On the left, find and select MLServer-9.3.0 in the parcel list. If you don't see it, check the parcel-repo folder.
On the right, in the parcel details page, MLServer-9.3.0 should have a status of Downloaded with an option to Distribute. Click Distribute to roll out Machine Learning Server on available nodes.
Status changes to distributed. Click Activate on the button to make Machine Learning Server operational in the cluster.
You are finished with this task when status is "distributed, activated" and the next available action is Deactivate.
Add MLServer-9.3.0 as a service
In Cloudera Manager home page, click the down arrow by the cluster name and choose Add Service.
Find and select MLServer-9.3.0 and click Continue to start a wizard for adding services.

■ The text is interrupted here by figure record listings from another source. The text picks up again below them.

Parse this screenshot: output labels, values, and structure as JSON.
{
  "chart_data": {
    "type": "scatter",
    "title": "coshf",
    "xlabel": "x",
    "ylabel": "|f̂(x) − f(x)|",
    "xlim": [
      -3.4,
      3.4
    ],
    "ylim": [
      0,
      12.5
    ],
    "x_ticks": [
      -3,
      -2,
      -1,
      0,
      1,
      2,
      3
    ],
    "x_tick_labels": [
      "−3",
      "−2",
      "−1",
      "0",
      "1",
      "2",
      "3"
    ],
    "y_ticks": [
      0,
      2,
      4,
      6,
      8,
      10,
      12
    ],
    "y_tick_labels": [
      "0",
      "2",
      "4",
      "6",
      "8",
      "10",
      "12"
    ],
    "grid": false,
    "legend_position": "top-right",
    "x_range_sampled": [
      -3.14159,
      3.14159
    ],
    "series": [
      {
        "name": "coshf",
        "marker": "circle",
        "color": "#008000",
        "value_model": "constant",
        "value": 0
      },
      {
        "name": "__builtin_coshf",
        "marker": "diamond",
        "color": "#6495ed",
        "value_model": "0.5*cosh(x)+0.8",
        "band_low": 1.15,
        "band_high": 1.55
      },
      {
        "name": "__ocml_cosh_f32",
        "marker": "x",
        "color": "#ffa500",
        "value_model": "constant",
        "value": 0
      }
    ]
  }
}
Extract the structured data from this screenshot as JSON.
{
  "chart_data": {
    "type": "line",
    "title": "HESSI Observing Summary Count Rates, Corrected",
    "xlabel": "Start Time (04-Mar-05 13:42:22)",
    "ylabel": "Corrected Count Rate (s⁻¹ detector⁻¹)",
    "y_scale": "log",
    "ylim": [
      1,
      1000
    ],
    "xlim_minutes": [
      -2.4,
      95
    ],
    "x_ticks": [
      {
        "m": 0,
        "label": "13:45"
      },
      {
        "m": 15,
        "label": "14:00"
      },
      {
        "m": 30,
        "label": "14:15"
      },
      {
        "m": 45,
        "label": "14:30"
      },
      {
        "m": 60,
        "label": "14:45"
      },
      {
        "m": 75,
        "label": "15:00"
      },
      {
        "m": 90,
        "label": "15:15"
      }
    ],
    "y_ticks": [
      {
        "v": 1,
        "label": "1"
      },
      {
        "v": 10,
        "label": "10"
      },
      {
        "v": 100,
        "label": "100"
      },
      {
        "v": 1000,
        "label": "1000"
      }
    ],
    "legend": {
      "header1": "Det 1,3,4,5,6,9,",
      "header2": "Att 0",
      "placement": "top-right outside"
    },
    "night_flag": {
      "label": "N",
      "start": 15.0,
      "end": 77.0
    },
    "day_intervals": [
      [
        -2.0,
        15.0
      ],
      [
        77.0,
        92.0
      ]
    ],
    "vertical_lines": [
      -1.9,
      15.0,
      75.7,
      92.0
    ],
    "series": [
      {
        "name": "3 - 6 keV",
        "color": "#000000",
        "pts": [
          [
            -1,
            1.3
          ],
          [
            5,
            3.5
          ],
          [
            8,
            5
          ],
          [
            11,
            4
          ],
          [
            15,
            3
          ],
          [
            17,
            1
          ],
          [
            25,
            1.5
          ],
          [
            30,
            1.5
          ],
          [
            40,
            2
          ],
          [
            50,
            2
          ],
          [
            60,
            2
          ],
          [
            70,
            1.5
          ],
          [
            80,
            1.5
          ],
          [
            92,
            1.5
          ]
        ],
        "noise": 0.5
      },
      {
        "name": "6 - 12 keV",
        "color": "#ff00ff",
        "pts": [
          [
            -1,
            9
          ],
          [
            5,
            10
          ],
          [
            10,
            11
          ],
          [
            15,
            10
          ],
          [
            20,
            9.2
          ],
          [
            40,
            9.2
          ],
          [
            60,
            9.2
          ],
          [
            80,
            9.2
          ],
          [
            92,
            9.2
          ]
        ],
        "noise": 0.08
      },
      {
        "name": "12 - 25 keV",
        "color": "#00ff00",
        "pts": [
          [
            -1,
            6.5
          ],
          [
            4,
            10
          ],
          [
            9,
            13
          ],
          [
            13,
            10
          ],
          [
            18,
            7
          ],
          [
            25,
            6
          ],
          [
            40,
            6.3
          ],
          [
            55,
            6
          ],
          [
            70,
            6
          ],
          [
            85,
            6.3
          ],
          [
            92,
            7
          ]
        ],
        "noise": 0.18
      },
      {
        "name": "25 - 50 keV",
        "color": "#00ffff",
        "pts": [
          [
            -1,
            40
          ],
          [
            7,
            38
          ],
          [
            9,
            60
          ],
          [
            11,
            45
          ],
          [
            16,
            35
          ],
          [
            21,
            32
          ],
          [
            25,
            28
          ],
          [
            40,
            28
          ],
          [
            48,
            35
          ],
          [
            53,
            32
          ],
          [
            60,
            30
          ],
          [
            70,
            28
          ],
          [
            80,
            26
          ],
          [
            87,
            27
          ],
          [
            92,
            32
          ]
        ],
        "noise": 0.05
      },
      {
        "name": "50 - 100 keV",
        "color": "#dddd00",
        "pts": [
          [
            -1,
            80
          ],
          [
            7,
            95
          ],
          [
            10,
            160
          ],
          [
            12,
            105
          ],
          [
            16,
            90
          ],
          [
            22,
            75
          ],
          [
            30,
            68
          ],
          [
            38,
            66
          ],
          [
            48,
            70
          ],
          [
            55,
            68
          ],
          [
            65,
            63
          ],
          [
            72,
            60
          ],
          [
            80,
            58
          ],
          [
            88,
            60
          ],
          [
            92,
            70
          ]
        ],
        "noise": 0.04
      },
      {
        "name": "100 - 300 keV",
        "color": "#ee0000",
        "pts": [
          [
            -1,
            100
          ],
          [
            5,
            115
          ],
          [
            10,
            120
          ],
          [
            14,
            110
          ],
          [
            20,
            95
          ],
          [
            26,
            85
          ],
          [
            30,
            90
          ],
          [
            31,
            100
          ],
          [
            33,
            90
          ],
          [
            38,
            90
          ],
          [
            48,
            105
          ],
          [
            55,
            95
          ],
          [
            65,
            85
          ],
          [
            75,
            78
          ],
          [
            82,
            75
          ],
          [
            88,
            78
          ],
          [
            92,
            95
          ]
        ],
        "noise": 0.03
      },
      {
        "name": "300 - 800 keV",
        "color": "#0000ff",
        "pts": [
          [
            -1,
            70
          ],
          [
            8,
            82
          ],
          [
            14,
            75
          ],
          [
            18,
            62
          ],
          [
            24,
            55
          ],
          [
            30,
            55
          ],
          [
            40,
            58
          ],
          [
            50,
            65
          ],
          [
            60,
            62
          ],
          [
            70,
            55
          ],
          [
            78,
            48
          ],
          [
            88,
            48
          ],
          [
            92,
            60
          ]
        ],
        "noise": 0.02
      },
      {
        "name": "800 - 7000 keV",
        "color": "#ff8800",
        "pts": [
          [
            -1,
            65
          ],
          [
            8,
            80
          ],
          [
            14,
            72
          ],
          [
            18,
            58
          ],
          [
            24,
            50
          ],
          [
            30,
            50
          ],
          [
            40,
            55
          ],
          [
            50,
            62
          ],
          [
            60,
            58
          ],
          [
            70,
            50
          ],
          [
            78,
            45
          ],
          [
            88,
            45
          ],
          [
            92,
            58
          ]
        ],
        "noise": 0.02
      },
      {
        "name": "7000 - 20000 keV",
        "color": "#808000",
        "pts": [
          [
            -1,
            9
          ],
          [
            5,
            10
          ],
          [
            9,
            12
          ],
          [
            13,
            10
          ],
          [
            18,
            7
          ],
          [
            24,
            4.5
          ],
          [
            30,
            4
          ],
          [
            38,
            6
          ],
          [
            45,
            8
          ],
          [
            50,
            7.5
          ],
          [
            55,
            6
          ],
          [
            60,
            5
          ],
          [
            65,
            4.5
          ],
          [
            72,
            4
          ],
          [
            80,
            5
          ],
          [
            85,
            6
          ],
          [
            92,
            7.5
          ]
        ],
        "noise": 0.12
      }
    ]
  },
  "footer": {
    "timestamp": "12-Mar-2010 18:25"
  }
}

In the next page, add role assignments on all nodes used to run the service, both edge and data nodes. Click Continue.
On the last page, click Finish to start the service.
Machine Learning Server should now be deployed in the cluster.
Rollback a deployment
You have the option of rolling back the active deployment in Cloudera Manager, perhaps to use an older version. You can have multiple versions in Cloudera, but only can be active at any given time.
In Cloudera Manager, click the Parcel icon to open the parcel list.
Find MLServer-9.3.0 and click Deactivate.
The parcel still exists, but Machine Learning Server is not operational in the cluster.
For a list of functions that utilize Yarn and Hadoop infrastructure to process in parallel across the cluster, see Running a distributed analysis using RevoScaleR functions.
R solutions that execute on the cluster can call functions from any R package. To add new R packages, you can use any of these approaches:
- Use a parcel and create new parcel using generate_mlserver_parcel.sh script.
- Use the RevoScaleR rxExec function to add new packages.
- Manually run install.packages() on all nodes in Hadoop cluster (using distributed shell or some other mechanism).